Develop a Resilience Plan: Assume a breach will occur. Have a well-documented and practiced incident response plan. Utilize offline, immutable backups to recover from destructive wiper or ransomware attacks. For organizations with critical data, migrating to secure cloud environments can enhance resilience against both physical and digital threats.
Segment Your Network: Isolate critical systems from the broader corporate network. This is especially important for operational technology (OT) environments in critical infrastructure. Network segmentation can prevent an intruder from moving laterally from an IT network to sensitive control systems.

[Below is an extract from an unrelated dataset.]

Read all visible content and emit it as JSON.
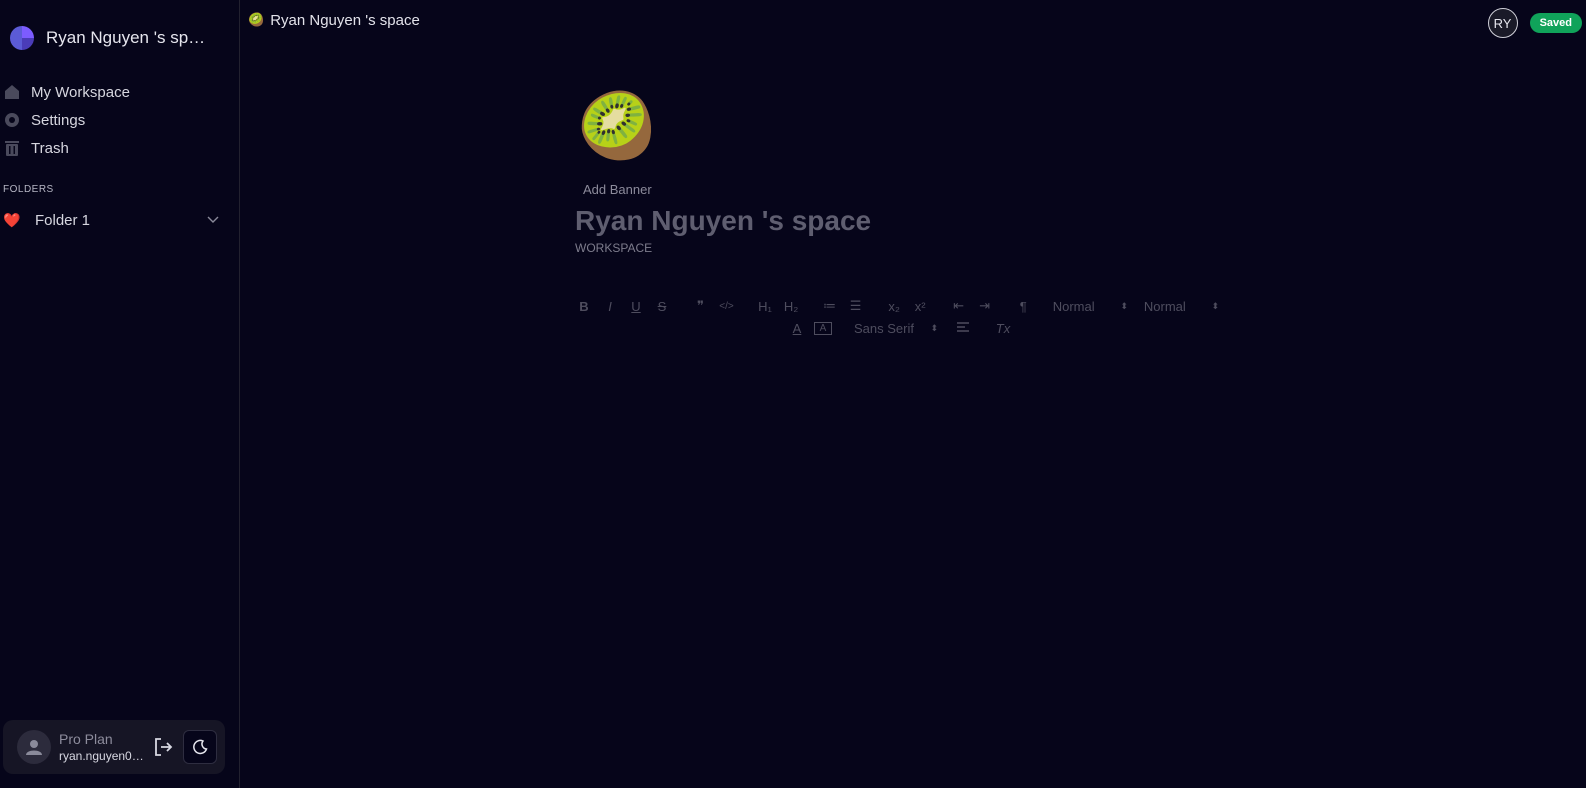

Enhance Monitoring and Threat Hunting: Implement robust logging and monitoring across endpoints and networks. Proactively hunt for indicators of compromise (IOCs) published by agencies like CISA and trusted security partners. Protecting your personal data in transit with tools like a VPN service can also reduce your exposure to network-level snooping.
Educate on Disinformation: All staff should be trained to critically evaluate information sources. Be wary of emotionally charged narratives and verify information through multiple reputable sources before sharing.

The cyber dimension of the war in Ukraine has provided a sobering look at the future of conflict. It has highlighted the power of digital resilience, the importance of international cooperation, and the persistent danger that cyberattacks pose to critical infrastructure and societal stability far beyond the front lines.